Tag Archive | Girls

Jockin’ Fair Use To Their Dismay

On the one hand, “Girls” is probably the stupidest song in the Beastie Boys’ storied catalog (in both concept and execution) and if reality could be bent in certain ways I’m sure even the band themselves would at least consider replacing the original Licensed to Ill version with a kinder, less chauvinistic rewrite. On the other hand, if toy company GoldieBlox did indeed violate the basic rules of fair use with their (admittedly clever) parody and the surviving Beasties just look the other way, that welcomes anyone to manipulate the group’s existing works on the precedent, “Well, those people didn’t get in trouble, why should we?”

Thus, I understand why Ad-Rock and Mike D (pictured, L-R) are now full-on suing GoldieBlox. It’s as much about preventing future headaches as it is about enforcing whatever legal doctrine may have been violated. And who knows how this plays into the stipulation deceased Beastie Adam Yauch placed in his will forbidding advertisers from using his likeness or image. GoldieBlox may have the best intentions about shaping young minds, but they’re still trying to sell something by piggybacking on a more successful and recognizable entity that does not necessarily want to be piggybacked upon.

Of course, the Beastie Boys did some blatant mainstream piggybacking of their own when they started, sampling no less than Black Sabbath and Led Zeppelin on their 1986 debut, the aforementioned multiplatinum Ill, but the difference is the BBs were refolding art into other art. They did not rewrite “Sweet Leaf” to sell a toy—they just rapped over part of it. I also assume the Beasties obtained whatever legal permission they had to to use those samples, considering the fact their first single, 1985’s “Rock Hard,” was pulled after AC/DC objected to their anthem “Back in Black” being used as that song’s skeleton (“Rock Hard” remains unreleased despite the fact the Beastie Boys have become the AC/DC of hip hop, by which I mean classic rock radio stations now play “Fight For Your Right” at 5 PM on Fridays).
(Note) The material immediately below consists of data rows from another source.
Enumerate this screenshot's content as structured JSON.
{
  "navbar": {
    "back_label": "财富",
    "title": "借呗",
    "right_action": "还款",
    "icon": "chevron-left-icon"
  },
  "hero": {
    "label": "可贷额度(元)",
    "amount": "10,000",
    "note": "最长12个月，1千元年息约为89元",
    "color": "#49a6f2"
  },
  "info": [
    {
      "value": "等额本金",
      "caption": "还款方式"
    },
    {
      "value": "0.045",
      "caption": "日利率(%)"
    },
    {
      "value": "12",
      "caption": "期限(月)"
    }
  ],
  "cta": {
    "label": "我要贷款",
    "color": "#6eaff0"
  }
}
Disclaimer: I am not any kind of authority on Beastie Boys history. Maybe they didn’t clear any of that shit on Licensed to Ill and AC/DC were the only rockers paying any attention to the “new-fangled” hip hop thing. All I know for sure is fair use laws were very different in the ’80s (read: it was much easier to get away with reworking other people’s songs) and that “Girls,” which also appears on Licensed to Ill, samples nothing. It is two minutes of xylophone-based frat boyishness born entirely from the Boys of Beast. So they have the right to complain about people messing with it (even if said people are improving it by leaps and bounds).

Still, as a fan, I wish Ad-Rock, Mike D, and the estate of MCA could settle this fussin’ and a-feudin’ with a water balloon fight or a round of “Star Trek” trivia. What a shame this massive fortune-generating commercial entity has to act like a massive fortune-generating commercial entity. Let that be a lesson to anyone wishing their crude, underwritten anthem sell a trillion units. Do you really want to open yourself up to the possibility of one day going to court over a song that includes the phrase “new wave hairdos?”